I find that when people first begin oil painting, one of the trickiest things to learn how to paint is flesh tones. So here are some tips and tricks to painting skin tones. Above is a new piece I’m working to give a visual.
When I first begin to mix my flesh tones, I start out by creating a mixture of equal parts Yellow Ochre and Cadmium Red. The result is an orange yellow with golden tones. I then tone it down with either a blue or a green, depending on how red the mixture appears. If painting a lighter skin tone, add some Titanium White accordingly. If painting a darker skin tone, add Burnt Sienna and Burnt Umber accordingly. Do not use just Burnt Umber; the result will be too dull. Also, I never use the “Flesh” colored oil paints. They are too one dimensional, and flesh has a variety of colors to it.

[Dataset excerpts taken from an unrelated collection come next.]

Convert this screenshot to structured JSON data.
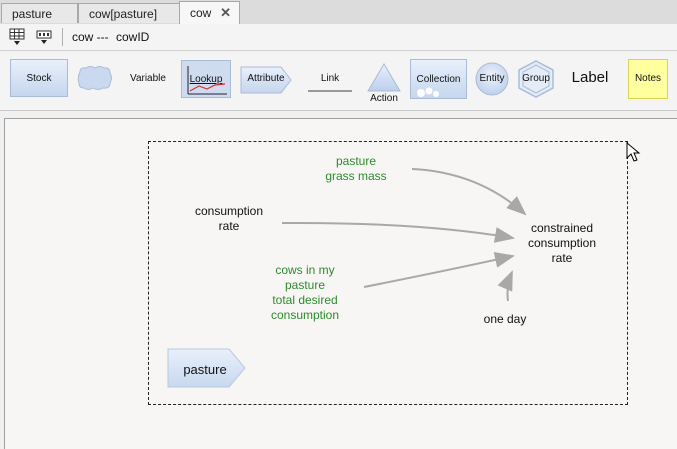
{
  "tabs": [
    {
      "label": "pasture"
    },
    {
      "label": "cow[pasture]"
    },
    {
      "label": "cow"
    }
  ],
  "toolbar": {
    "path_label": "cow ---",
    "id_label": "cowID"
  },
  "palette": {
    "stock": "Stock",
    "variable": "Variable",
    "lookup": "Lookup",
    "attribute": "Attribute",
    "link": "Link",
    "action": "Action",
    "collection": "Collection",
    "entity": "Entity",
    "group": "Group",
    "label": "Label",
    "notes": "Notes"
  },
  "diagram": {
    "nodes": {
      "pasture_grass_mass": {
        "line1": "pasture",
        "line2": "grass mass"
      },
      "consumption_rate": {
        "line1": "consumption",
        "line2": "rate"
      },
      "cows_in_pasture": {
        "line1": "cows in my",
        "line2": "pasture",
        "line3": "total desired",
        "line4": "consumption"
      },
      "constrained_rate": {
        "line1": "constrained",
        "line2": "consumption",
        "line3": "rate"
      },
      "one_day": {
        "label": "one day"
      },
      "pasture_attr": {
        "label": "pasture"
      }
    }
  },
  "colors": {
    "green_text": "#2c8a2c",
    "link_gray": "#a8a8a8"
  }
}
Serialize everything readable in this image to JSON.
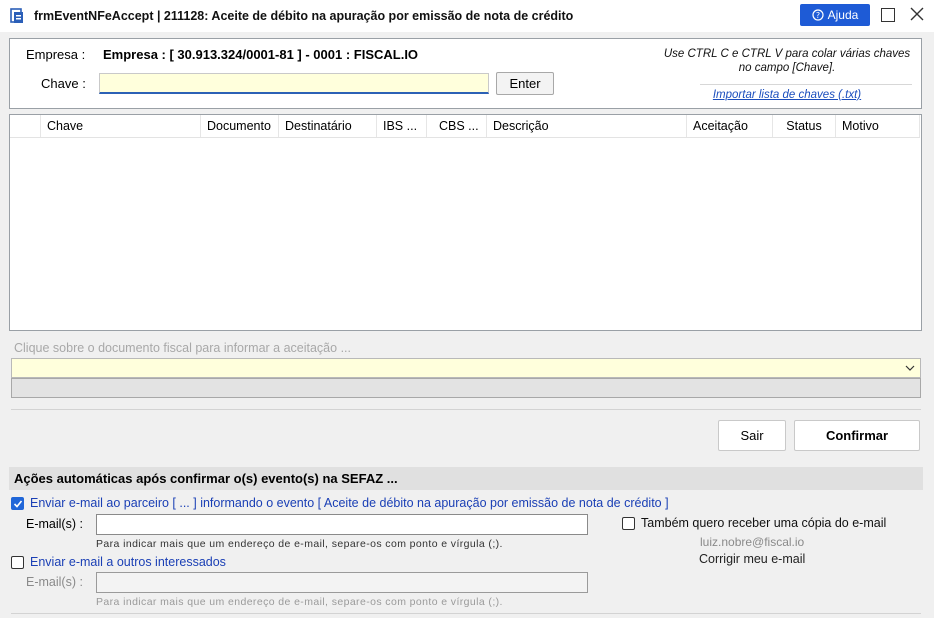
{
  "window": {
    "title": "frmEventNFeAccept | 211128: Aceite de débito na apuração por emissão de nota de crédito",
    "help_label": "Ajuda"
  },
  "header": {
    "empresa_label": "Empresa :",
    "empresa_value": "Empresa : [ 30.913.324/0001-81 ] - 0001 : FISCAL.IO",
    "chave_label": "Chave :",
    "chave_value": "",
    "enter_label": "Enter",
    "hint": "Use CTRL C e CTRL V para colar várias chaves no campo [Chave].",
    "import_link": "Importar lista de chaves (.txt)"
  },
  "grid": {
    "columns": [
      "Chave",
      "Documento",
      "Destinatário",
      "IBS ...",
      "CBS ...",
      "Descrição",
      "Aceitação",
      "Status",
      "Motivo"
    ],
    "rows": []
  },
  "instruction": "Clique sobre o documento fiscal para informar a aceitação ...",
  "combo_value": "",
  "buttons": {
    "sair": "Sair",
    "confirmar": "Confirmar"
  },
  "actions": {
    "section_title": "Ações automáticas após confirmar o(s) evento(s) na SEFAZ ...",
    "option1_label": "Enviar e-mail ao parceiro [  ... ] informando o evento [ Aceite de débito na apuração por emissão de nota de crédito ]",
    "option1_checked": true,
    "email1_label": "E-mail(s) :",
    "email1_value": "",
    "email_hint": "Para indicar mais que um endereço de e-mail, separe-os com ponto e vírgula (;).",
    "copy_label": "Também quero receber uma cópia do e-mail",
    "copy_checked": false,
    "user_email": "luiz.nobre@fiscal.io",
    "change_email": "Corrigir meu e-mail",
    "option2_label": "Enviar e-mail a outros interessados",
    "option2_checked": false,
    "email2_label": "E-mail(s) :",
    "email2_value": ""
  },
  "colors": {
    "accent": "#1e5bd6",
    "link": "#1a4dbd",
    "input_yellow": "#ffffdc"
  }
}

When creating shadows, do not use black. Use blues and purples, mixing the purples on your own to get the perfect balance of red and blue. Ultramarine Blue is a great dark blue that I use in my work. I tend to stay away from Pthalo Blue because while it is dark it has too much green in it. I also add Alizarin Crimson to my shadows which is a dark red, since straight blue shadows can be a little corpse like. I usually mix the Ultramarine Blue and Alizarin Crimson with my mid tone color that I described above and gradually add more of the purple mix to build up the darkness. Burnt Sienna added to the purple mix also tones it down and makes the shadow a bit more subtle. I used this trick in the painting above.
For highlights, do not use straight white. White alone can make the skin look chalky. To avoid the chalky look, add a yellow. For a more natural, subtle highlight, use Naples Yellow. It’s almost a buttery color. For a brighter, more ethereal highlight, I use a bright yellow, like Cadmium Yellow. The painting above uses white with a touch of Naples Yellow.
And there you have it! Hope you enjoy the tips, and get out there and start painting!